A mí ese cuarto me pareció el reino de una pequeña princesa. Mientras que mi habitación de Estocolmo era sencilla y sobria, allí todo daba la sensación de estar decorado con tallas. ¿Cuántos años debían de tener esos muebles?

—Espero que te guste —dijo Agneta Lejongård.

Asentí.

—Muy bien. Entonces ponte cómoda y no temas venir a consultarme si tienes cualquier petición.

—Gracias —repuse con un nudo en la garganta.

La habitación era tan espléndida que apenas podía creer que en adelante fuese a ser mía. Al mismo tiempo, no obstante, sentí que casi me estallaba el pecho de lo mucho que añoraba mi hogar.

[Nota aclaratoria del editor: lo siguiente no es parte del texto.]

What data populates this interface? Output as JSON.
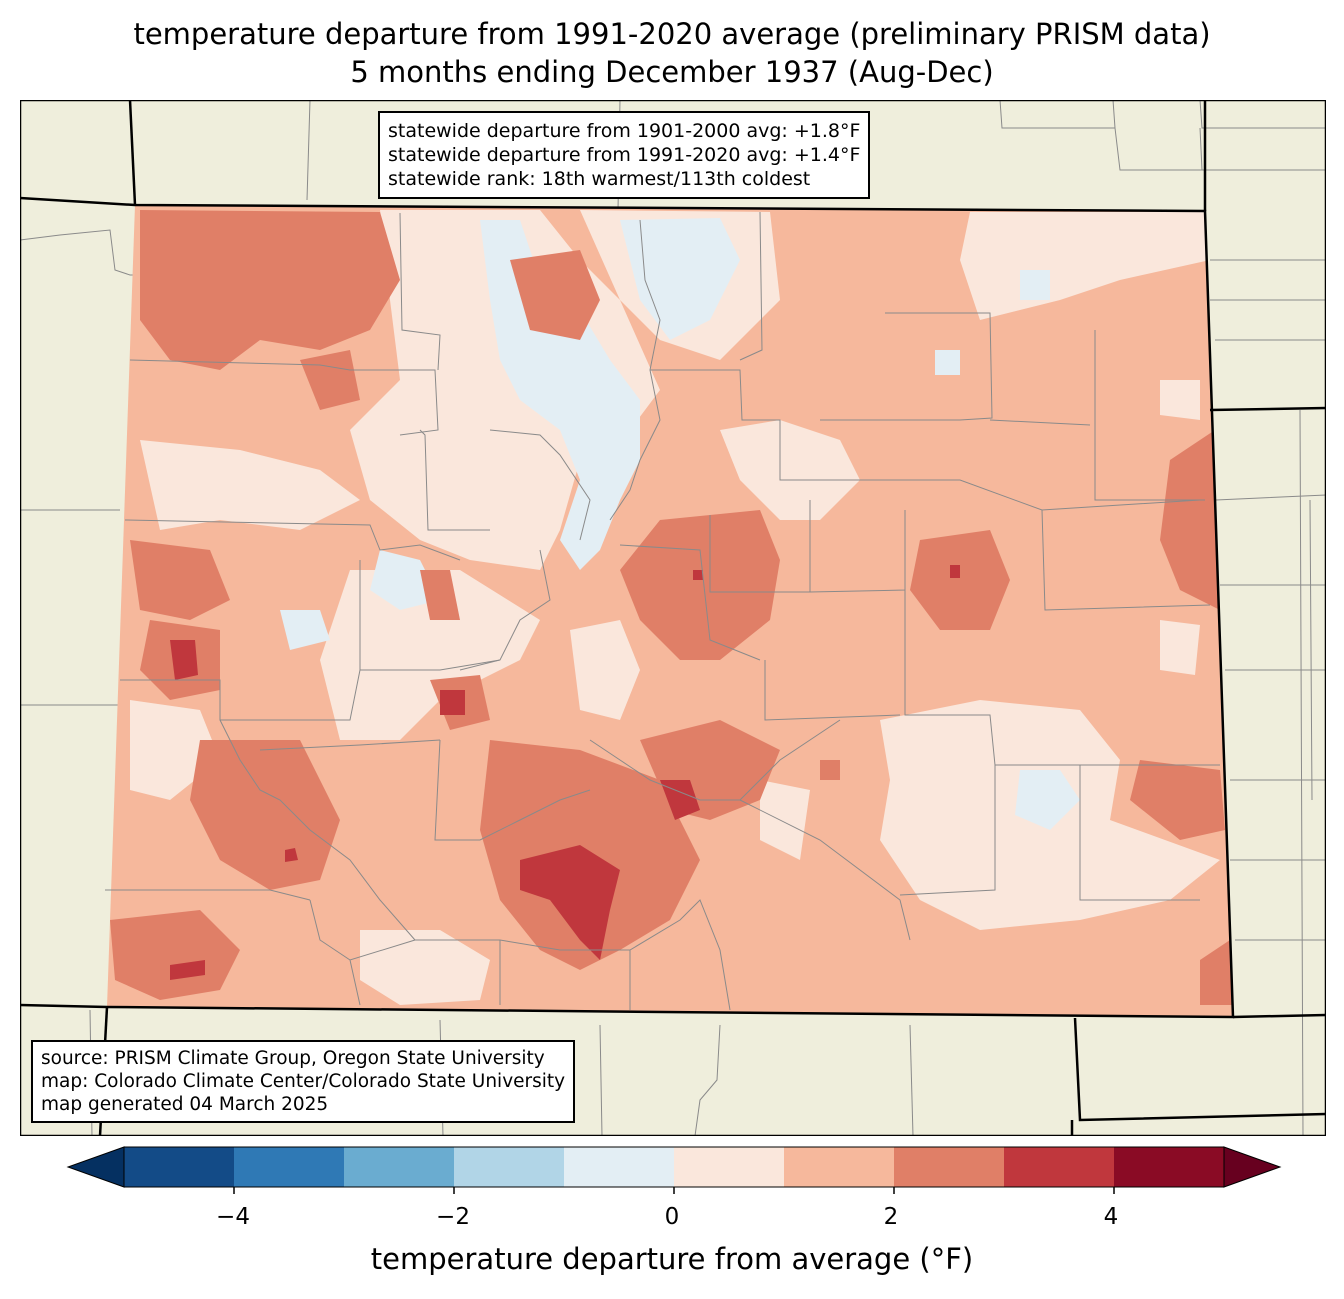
{
  "title_line1": "temperature departure from 1991-2020 average (preliminary PRISM data)",
  "title_line2": "5 months ending December 1937 (Aug-Dec)",
  "stats": {
    "line1": "statewide departure from 1901-2000 avg: +1.8°F",
    "line2": "statewide departure from 1991-2020 avg: +1.4°F",
    "line3": "statewide rank: 18th warmest/113th coldest"
  },
  "source": {
    "line1": "source: PRISM Climate Group, Oregon State University",
    "line2": "map: Colorado Climate Center/Colorado State University",
    "line3": "map generated 04 March 2025"
  },
  "colorbar": {
    "label": "temperature departure from average (°F)",
    "ticks": [
      "−4",
      "−2",
      "0",
      "2",
      "4"
    ],
    "bins": [
      {
        "range": "<-5",
        "color": "#053061"
      },
      {
        "range": "-5 to -4",
        "color": "#134b87"
      },
      {
        "range": "-4 to -3",
        "color": "#2f79b5"
      },
      {
        "range": "-3 to -2",
        "color": "#6aacd0"
      },
      {
        "range": "-2 to -1",
        "color": "#b1d5e7"
      },
      {
        "range": "-1 to 0",
        "color": "#e3eef4"
      },
      {
        "range": "0 to 1",
        "color": "#fae7dc"
      },
      {
        "range": "1 to 2",
        "color": "#f6b89c"
      },
      {
        "range": "2 to 3",
        "color": "#e07f67"
      },
      {
        "range": "3 to 4",
        "color": "#c0373d"
      },
      {
        "range": "4 to 5",
        "color": "#8a0b25"
      },
      {
        "range": ">5",
        "color": "#67001f"
      }
    ]
  },
  "map_colors": {
    "land_outside": "#efeedc",
    "county_lines": "#8a8a8a",
    "state_lines": "#000000"
  }
}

—Condesa. Yo… —empecé a decir cuando se volvió hacia la puerta.

—Llámame solo Agneta —me interrumpió—. ¿Qué ocurre?

—A la criada le ha dicho que soy un nuevo miembro de la familia…

—¡Pues claro que sí! Eres mi pupila y te trataré exactamente igual que a mis hijos. ¿No habrás pensado que venías aquí para hacer de Cenicienta?

—No, pero… —Una sonrisa afloró a mis labios sin querer.

¿De verdad había tenido tanta suerte? Todo me parecía demasiado irreal. ¿Podía confiar en la paz que se respiraba en esa casa?

—¡Bienvenida a Lejongård! —anunció Agneta sonriendo.

Después se retiró y yo me quedé sin aliento en esa habitación que me resultaba tan grande y extraña.